Südwest will Lücke schließen

Viel Sport für die Jugend und die Generation „60+“ - wenig für die mittlere Altersgruppe


Haben 40-jährige keine Zeit für Sport? Kann unser Verein einfach nur Kinder- und Herzsport? - Ein klares „Nein“ kam von Oliver Nitschke in der Generalversammlung am vergangenen Freitagabend. Das fehlende Interesse der mittleren Altersgruppe an den Südwest-Angeboten sei nachvollziehbar. „Wer sich heute bei uns umschaut, kann nicht erkennen, in welcher Gymnastikgruppe er am besten aufgehoben wäre. Das wollen wir ändern und so auch diejenigen Erwachsenen ansprechen, die sich etwas mehr fordern wollen.“, erklärte der neue Sportmanager. Man werde Kurse und Gruppen daher konsequent nach Belastungsstufen gliedern und … benötige dafür natürlich weitere Hallenzeiten. Diese wünschte sich auch Judo-Kollege Sascha Schell. „Wollen wir in den Wettkampfsport hineinwachsen, müssen wir in der Jugend mit kleineren Gruppen arbeiten.“, meinte der Chef von über 60 Judoka.

Doch bei den Tätigkeitsberichten für interessierte Vereinsmitglieder ging es nicht nur um Sportliches. Co-Vorsitzender Klaus Meinel verkündete mit aktuell 1.890 Mitgliedern eine neue Bestmarke. Das 4%-Plus gegenüber dem Vorjahr komme vor allem aus Kindersport und Basketball. Auch organisatorisch müsse man mit dem Wachstum Schritt halten. Meinel erläuterte die Pläne zur Verbesserung der Mitgliederfrequenz auf Website und in Sozialen Medien. Mit dem Online-Mitgliedsantrag wolle man die Geschäftsstelle bei jährlich 350 An- und Abmeldungen deutlich entlasten. Und Kommunikation solle auf denjenigen Kanälen ablaufen, wo die Mitgliederschaft sie auch wirklich erwarte. Das wünschte sich auch Caroline Vossaert. Die neue Vertrauensperson zum Umgang mit „Sexualisierte Gewalt im Sport“ empfahl eine transparentere Darstellung der Ziele und Maßnahmen rund um das Präventionskonzept des Vereins. Kinder, Übungsleiter und Eltern müssten inhaltlich mitgenommen werden, um größtmögliche Akzeptanz zu schaffen.

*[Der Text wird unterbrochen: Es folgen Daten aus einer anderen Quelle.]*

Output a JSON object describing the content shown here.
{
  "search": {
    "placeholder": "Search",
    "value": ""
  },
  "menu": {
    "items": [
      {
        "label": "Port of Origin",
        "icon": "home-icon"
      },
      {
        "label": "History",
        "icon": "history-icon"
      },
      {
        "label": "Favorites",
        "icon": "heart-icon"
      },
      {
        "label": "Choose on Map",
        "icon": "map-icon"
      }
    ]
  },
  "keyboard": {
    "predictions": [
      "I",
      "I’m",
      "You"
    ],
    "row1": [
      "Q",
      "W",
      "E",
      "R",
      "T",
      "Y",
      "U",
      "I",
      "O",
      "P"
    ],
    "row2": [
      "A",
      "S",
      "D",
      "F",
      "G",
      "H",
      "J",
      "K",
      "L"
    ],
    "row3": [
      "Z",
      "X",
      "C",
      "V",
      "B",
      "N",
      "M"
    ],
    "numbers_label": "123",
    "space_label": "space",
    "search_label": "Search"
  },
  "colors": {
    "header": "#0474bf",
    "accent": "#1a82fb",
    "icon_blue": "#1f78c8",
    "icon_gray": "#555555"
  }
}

Dass es gut um die Vereinsfinanzen steht, machten anschließend die Schatzmeister Reiner Thur und Heiko Borgmann deutlich. Trotz der hohen Investitionen der letzten Jahren habe der Vorstand seinen Blick für das Machbare beibehalten. Der Jahresüberschuss 2017 von rund 43.000 € sei „normal“, da weder besondere Einnahmen noch Ausgaben zu verzeichnen waren. An hohe kalkulatorische Abschreibungen (sog. AfA) wegen der neu errichteten Sportanlage müsse man sich gewöhnen. Dennoch sei 2018 und 2019 ebenfalls mit Gewinnen zu rechnen. Auch wenn deren Höhe einigen Anwesenden etwas zu vorsichtig geschätzt schien, wurde der Vereinsvorstand für seine Tätigkeiten im vergangenen Jahr von den anwesenden Mitgliedern mit großer Mehrheit entlastet.